Approach to Apraxia

Apraxia is the inability to perform a previously learned, purposeful motor task – despite having the desire and physical ability to do so. Apraxia can commonly affect the performance of activities of daily living such as brushing teeth and dressing.

Apraxia vs. Praxis

Praxis refers to learned motor activity. Praxis is the generation of voluntary movement for performing a specific action or goal. Apraxia is the inability to do this learned motor activity.

Different types of praxis include:

  • Ideomotor praxis: ability to perform intentional, learned motor movements or simple gestures.
    • Bihemispheric lesions of the deep white matter, commissural tracts, or the basal ganglia may be a cause of ideomotor apraxia.[1]
  • Ideational praxis: ability to sequence and plan complex motor acts, which requires knowledge of the object's function, and knowledge of the sequence of steps required. If an individual has ideational apraxia, some clinicians consider this to be a more severe form of ideomotor apraxia.[2]
  • Visuoconstructional (Constructional) praxis: ability to plan and carry out movements to organize, draw, and copy figures and shapes.
    • Thus, constructional apraxia refers to the inability to draw. Constructional apraxia localizes to the right hemisphere (right parietal lobe) or to the frontal lobes.
  • Facial praxis: ability to perform intentional movements using different parts of the face (e.g. - forehead, lips, eyes, eyebrows, tongue, cheeks)
  • Stroke and dementia are the most common causes, but other causes can include metabolic or neurological disorders.
  • In typical right-handed patients, apraxia (and also aphasia) are caused by lesions to the left hemisphere.[3]
  • Lesions can affect the inferior parietal lobule, frontal lobes (premotor cortex, supplementary motor area), or the corpus callosum.
    • These areas all contains the memory of learned patterns of movement, and thus any lesion will result in apraxia.
  • For example, the engram (i.e. - stored knowledge) for skilled limb movements is located in the left inferior parietal lobule in most right-handed people, but the engrams are translated into motor programs by the premotor cortices.
    • Thus, left frontal lesions, especially near supplementary motor and premotor cortices, can cause limb apraxia.

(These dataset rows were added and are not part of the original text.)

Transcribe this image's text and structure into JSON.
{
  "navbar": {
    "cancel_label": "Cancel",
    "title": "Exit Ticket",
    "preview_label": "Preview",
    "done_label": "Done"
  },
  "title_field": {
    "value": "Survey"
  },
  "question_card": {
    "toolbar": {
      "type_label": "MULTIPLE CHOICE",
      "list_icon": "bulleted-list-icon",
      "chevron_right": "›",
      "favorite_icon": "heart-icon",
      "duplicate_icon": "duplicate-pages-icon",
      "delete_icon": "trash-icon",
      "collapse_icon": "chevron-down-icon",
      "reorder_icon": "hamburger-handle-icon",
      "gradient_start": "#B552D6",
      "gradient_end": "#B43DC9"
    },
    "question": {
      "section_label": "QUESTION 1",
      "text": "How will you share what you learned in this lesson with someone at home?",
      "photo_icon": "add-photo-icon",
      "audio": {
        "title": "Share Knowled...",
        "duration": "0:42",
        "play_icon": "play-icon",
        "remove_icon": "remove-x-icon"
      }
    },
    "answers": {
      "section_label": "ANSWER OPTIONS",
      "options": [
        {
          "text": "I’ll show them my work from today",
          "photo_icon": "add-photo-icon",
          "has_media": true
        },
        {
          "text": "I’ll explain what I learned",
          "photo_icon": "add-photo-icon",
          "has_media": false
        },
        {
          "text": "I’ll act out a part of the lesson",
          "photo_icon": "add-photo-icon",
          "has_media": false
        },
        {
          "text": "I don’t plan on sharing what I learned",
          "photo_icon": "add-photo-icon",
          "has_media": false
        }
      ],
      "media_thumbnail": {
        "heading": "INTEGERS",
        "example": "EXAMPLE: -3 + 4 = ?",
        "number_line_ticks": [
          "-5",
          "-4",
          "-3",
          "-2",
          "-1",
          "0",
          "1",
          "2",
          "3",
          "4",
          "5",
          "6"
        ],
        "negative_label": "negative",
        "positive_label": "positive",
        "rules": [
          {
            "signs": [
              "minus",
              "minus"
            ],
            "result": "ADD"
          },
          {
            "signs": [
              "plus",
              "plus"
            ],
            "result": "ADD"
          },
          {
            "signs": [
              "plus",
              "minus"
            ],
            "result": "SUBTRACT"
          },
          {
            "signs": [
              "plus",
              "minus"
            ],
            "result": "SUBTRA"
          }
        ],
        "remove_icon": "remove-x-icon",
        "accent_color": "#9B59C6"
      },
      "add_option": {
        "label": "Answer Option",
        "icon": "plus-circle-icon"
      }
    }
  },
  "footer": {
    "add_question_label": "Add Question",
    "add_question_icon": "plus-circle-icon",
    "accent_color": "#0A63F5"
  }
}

In neurodegnerative diseases (e.g. - Alzheimer's) that cause apraxia, sophisticated motor skills that require extensive learning, such as job-related skills, are the first functions that become impaired. More instinctive functions like chewing, swallowing and walking are lost in the last stages of the disease. 

In order to thoroughly examine for apraxia, the following assessments should be done:

  1. Imitation of gestures: Both meaningful (e.g. - wave, salute, hitch-hiking sign) and meaningless gestures (body and non-body oriented hand positions) should be imitated by the patient
  2. Use of imagined object: Tell the patient to do common daily tasks such as “comb your hair,” “brush your teeth,” “show me how you hammer a nail,” or “carve a loaf of bread.” A common error is to use a body part as a tool, such as a finger for a toothbrush. Actual use of the object (i.e. - holding a real toothbrush in the hand) generally elicits better performance than when it is mimed. When this is seen, it is called ideomotor apraxia.
  3. Orobuccal movements: Ask patient to blow out a candle, show how to whistle, stick out their tongue, cough, or lick their lips
  4. A sequencing task: The Luria test (fist-edge-palm “test”), or the Go-No-Go Test can be used.